D'ordinaire, le défilé du 9 Mai, célébrant la victoire soviétique contre l'Allemagne, représente le jour de gloire patriotique de Vladimir Poutine. Mais cette année, inflation et fatigue de la guerre font dégringoler sa cote de popularité. Au point de mettre le Kremlin sous pression.
De semaine en semaine, le taux d'approbation de la politique du Kremlin ne cesse de chuter. Une vidéo publiée le 13 avril par l'influenceuse Viktoria Bonya, exilée à Monaco, a déclenché une tempête médiatique. Elle y dénonce les coupures d'Internet, les marées noires sur les côtes de la mer Noire, les inondations dans le Caucase, et s'adresse directement à Vladimir Poutine : « On vous ment. Vladimir Vladimirovitch, on a peur de vous ! Le peuple a peur de vous. Et pourtant, vous êtes notre président. »

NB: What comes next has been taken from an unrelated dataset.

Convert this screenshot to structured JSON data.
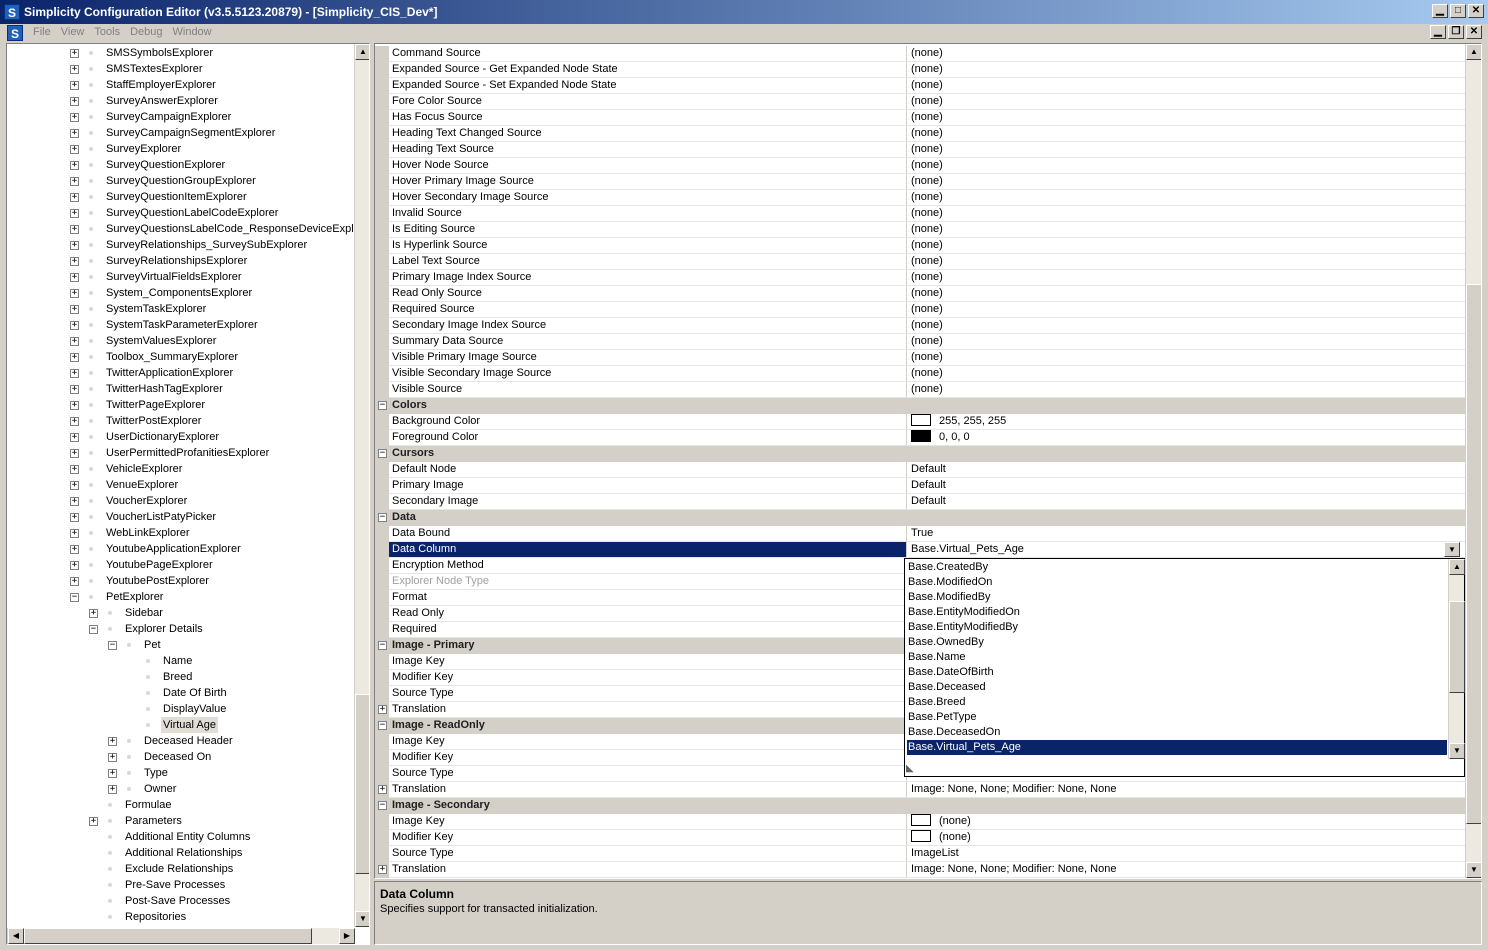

La vidéo a cumulé des dizaines de millions de vues, signe que ses propos ont touché juste. Elle s'est immédiatement attiré les foudres des propagandistes, mais d'autres personnalités l'ont soutenue, contraignant le Kremlin à réagir. Moscou a assuré que le président est informé et prend en compte tous ces problèmes, mais le mal était fait.
La société russe est marquée par une atmosphère de délation et de contrôle accru. Les coupures d'Internet visent à limiter l'accès à l'information indépendante, tandis que l'inflation et les pertes humaines alimentent un mécontentement latent. La popularité de Poutine, autrefois élevée, s'effrite, et le Kremlin cherche à contenir les critiques tout en maintenant le récit patriotique de la guerre.
Alors que le conflit s'enlise, la question de la durabilité du soutien populaire se pose. Les autorités russes redoublent d'efforts pour contrôler le discours, mais les fissures apparaissent, comme en témoigne la vidéo virale de Bonya. La suite dépendra de l'évolution de la situation économique et militaire, et de la capacité du régime à gérer les frustrations croissantes.